One of the things you need to consider when buying a vehicle is the interest rate on the loan. A higher rate will mean you have to buy a less expensive car to stay within your budget. When you go to the dealership, and allow them to work on financing for you, the rate is going to be much higher than if you were to go elsewhere for the loan. You will be able to afford more car if you work out the financing beforehand with lending that does not have to know you are buying a car. Consider these options before resorting to a traditional car loan.

Credit Union or Bank

If you are in good standing with your credit union or bank, you can apply for a personal loan. If the price of the car is more than you can get personally, ask about a low interest car loan. These institutions often offer lower interest rates than the typical car loan company does since you already have a relationship with them.

Loan Companies

There are many lending institutions like Auto Max available for all types of loans and credit. Someone with bad credit trying for a personal loan will have to pay a higher interest rate, but if you have average to decent credit, that rate will be lower. If you tell them it is for a car, which means the debt is secured, the rate can go even lower. Of course, this means that if you miss a payment, the company can repossess the vehicle.

Friends or Family

You might not be willing to ask your friends or family for a loan of this amount. However, if you know they have the cash available, and you draw up a binding contract, they may just surprise you. In most cases, this is the best solution to paying high interest. You can sit down and discuss all the different terms of the loan, to include how long you have to pay it back. Offer them periodic lump sums, such as part of your tax return, in addition to regular payments.

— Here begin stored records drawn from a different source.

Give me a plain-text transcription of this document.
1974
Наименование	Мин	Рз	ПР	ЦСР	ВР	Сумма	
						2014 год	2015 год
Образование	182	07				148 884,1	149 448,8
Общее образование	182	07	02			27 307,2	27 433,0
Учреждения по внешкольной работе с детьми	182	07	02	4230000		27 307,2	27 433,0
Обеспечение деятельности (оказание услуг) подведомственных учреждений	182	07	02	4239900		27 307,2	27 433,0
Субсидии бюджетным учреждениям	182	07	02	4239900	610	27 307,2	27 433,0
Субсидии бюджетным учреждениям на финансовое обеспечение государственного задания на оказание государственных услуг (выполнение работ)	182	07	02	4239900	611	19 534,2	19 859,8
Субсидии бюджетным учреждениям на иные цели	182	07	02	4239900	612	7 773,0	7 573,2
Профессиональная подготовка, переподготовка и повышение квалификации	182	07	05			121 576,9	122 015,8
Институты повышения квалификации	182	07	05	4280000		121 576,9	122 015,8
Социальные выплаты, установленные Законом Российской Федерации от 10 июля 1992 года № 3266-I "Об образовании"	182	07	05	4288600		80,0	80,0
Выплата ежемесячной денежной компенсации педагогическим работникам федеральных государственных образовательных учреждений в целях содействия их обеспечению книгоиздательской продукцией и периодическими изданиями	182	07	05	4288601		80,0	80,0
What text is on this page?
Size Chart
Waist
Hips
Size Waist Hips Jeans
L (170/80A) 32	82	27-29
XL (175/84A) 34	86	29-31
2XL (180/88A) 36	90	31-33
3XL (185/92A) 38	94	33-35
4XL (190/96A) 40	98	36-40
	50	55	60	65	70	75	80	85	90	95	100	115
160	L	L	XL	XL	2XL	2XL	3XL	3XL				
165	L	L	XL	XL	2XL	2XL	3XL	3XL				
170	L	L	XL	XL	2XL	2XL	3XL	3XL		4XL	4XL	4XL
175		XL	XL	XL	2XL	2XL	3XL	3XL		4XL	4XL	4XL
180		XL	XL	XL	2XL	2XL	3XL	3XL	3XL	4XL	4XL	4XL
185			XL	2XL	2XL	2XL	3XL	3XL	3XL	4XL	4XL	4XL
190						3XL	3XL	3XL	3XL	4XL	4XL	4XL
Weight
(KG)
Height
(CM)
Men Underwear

Keep in mind that anytime you take a loan out for a car, you are going to have to keep it fully insured against damage to it. If you can get a personal loan instead, you can forego it, but it is a good idea to have some type of damage insurance. The most important thing in any loan situation is to know how much you can comfortably afford to pay monthly. Consider the principle amount, interest, and insurance costs. Then find a loan that will work for you.